What exactly is the proper unit of data here? That depends on the question at hand. We could leave it in lines, as it currently stands, which would tell us about the format (in this case the Gutenberg format, but in the next example it would tell us about the print format). So let’s remove the line breaks by collapsing all the elements of our book vector together into one big character string with paste.

book <- paste(book, collapse=" ")

We could break this book down to individual characters. There probably isn’t much we can say about characters like “e” or “f”, but we might learn something from the distribution of “?” or “!” characters. Most likely, though, the most useful unit of data is the word. So we’ll split up the book string with strsplit, with a break every time there’s a non-letter character. Of course, there isn’t a character on the keyboard for “non-letter character.” To express this regular yet inexact pattern, we’ll need what’s called a regular expression. \\w denotes any single letter; \\W denotes any single non-letter; + denotes one or more of whatever precedes it. Thus we get:

book_words <- unlist(strsplit(book, "\\W+"))

book_words

We could just as easily split our text up into sentences. The only thing to change would be the regular expression, which now includes all the characters that signal the end of a sentence as triggers for splitting the character string. A period needs to be designated as \\. because it is a regular expression metacharacter (namely, any character whatsoever). Before doing so, it would be necessary to substitute out periods that don’t end sentences. This might understandably get tricky, and will probably require lots of circular data work. “Mr.” and “Mrs.” are obvious places to start. Where else?

Exercises

Exercise #1: NJ recommendations

Let’s take a few minutes as a group to add our personal recommendations of places to visit in New Jersey. These can be restaurants, places of historical interest, hiking trails, bodies of water, museums, etc., well-known or otherwise. Go to https://docs.google.com/spreadsheets/d/1P8xWaqCpGYJJj5cRCvPRTA9HQKEjrBnWBKRSunmWLlA/edit?usp=sharing and add yours. Notice that I’ve made some assumptions about the useful categories for our data.

Next, we’ll load our data into R in order to visualize it as a map. An important intermediate step to visualization is geocoding, or adding latitude and longitude coordinates to our city column.

I’m making the assumption that a map will help us to browse/query our data. Here, we place markers on a map and add popups with some data from our Google sheet.

Questions:

  1. In what way is a map useful, or not? What is lost and gained with this representation of our data?
  2. Can you imagine alternative ways of visualizing our data that would tell a different story or suggest another interpretation?

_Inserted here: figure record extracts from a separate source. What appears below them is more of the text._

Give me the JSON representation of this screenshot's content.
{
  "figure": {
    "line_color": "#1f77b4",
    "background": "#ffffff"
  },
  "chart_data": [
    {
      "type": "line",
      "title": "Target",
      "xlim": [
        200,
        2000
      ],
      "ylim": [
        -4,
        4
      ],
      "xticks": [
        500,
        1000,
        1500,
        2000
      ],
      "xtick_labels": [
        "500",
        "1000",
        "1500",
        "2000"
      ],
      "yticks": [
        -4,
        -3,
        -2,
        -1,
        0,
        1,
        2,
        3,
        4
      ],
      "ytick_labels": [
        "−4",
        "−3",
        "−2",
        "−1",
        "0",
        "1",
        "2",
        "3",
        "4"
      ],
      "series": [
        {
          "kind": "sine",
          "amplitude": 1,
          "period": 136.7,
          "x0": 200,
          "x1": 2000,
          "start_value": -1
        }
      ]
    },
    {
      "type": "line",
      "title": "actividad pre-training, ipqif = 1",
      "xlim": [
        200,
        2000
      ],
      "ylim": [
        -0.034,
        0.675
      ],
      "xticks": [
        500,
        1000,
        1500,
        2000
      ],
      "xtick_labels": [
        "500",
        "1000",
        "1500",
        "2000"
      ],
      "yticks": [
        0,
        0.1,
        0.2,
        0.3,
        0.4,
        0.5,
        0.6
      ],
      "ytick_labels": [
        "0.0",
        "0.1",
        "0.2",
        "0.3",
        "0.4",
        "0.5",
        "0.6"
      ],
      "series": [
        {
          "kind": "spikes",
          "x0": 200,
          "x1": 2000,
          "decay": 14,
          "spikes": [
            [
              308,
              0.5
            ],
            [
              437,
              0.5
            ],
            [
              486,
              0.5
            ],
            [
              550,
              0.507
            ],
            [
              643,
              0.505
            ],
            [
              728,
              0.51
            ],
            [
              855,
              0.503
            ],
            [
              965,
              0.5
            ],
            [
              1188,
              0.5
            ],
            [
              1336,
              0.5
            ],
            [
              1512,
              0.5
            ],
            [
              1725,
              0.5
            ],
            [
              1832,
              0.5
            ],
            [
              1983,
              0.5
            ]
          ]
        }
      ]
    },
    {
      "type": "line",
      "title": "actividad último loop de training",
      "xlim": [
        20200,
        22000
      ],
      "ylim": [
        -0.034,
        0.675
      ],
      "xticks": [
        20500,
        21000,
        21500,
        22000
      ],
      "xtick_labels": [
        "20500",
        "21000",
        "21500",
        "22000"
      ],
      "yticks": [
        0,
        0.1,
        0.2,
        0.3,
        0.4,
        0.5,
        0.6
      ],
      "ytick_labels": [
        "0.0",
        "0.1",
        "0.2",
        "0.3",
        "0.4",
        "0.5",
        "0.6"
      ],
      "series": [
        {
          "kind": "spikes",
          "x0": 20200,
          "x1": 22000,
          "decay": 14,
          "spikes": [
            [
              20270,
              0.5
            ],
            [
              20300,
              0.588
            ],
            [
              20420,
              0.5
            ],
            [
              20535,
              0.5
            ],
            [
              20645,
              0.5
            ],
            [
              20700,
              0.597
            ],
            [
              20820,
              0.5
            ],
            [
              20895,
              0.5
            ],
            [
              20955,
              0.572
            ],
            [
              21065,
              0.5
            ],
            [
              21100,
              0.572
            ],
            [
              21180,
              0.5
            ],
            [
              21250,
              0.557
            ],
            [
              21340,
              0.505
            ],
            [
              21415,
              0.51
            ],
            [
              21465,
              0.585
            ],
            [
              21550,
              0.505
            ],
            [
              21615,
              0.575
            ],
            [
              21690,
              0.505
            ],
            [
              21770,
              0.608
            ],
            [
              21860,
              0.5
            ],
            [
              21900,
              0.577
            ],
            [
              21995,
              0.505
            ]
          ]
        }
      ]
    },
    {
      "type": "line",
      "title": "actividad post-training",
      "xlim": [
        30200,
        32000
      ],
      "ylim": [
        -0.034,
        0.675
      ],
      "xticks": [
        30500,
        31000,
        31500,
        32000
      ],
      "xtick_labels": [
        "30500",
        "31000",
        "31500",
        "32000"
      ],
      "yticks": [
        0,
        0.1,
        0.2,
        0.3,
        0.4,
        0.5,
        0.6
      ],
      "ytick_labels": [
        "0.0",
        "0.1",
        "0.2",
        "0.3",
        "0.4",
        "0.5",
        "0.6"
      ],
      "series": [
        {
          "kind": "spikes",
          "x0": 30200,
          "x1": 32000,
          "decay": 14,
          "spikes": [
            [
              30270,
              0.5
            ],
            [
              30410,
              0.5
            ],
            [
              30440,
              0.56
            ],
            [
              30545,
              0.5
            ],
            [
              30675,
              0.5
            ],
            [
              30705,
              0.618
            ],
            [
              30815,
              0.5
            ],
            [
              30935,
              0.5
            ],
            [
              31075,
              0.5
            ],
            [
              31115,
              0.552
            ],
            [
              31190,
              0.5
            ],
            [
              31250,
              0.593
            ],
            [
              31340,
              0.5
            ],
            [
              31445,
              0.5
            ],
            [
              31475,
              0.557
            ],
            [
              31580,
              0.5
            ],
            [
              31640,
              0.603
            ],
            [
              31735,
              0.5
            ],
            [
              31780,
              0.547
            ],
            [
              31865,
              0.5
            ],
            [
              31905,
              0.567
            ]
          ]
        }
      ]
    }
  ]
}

Exercise #2: Creating a data model

What kind of data model could a scholar working with rare book auction catalogs create for their research project? What categories would this person need? Essential ones? Useful ones? Some catalogs to consider https://www.rarebookhub.com/catalogues/.

Sources

Drucker, Johanna. 2021. The Digital Humanities Coursebook: An Introduction to Digital Methods for Research and Scholarship. Milton, UK: Taylor & Francis.

Leslie, Alex. 2020. “What can be data in the humanities?” https://github.com/azleslie/DatainHumanities.

Michel, Jean-Baptiste, Yuan Kui Shen, Aviva Presser Aiden, Adrian Veres, Matthew K. Gray, Joseph P. Pickett, Dale Hoiberg, et al. 2011. “Quantitative Analysis of Culture Using Millions of Digitized Books.” Science (American Association for the Advancement of Science) 331 (6014): 176–82. https://doi.org/10.1126/science.1199644.

Posner, Miriam. 2022. “Data Trouble.” Open Data: Reuse, Redistribution, and Risk, American Philosophical Society, Philadelphia, PA. https://www.youtube.com/watch?v=ggGXKSK-UP8.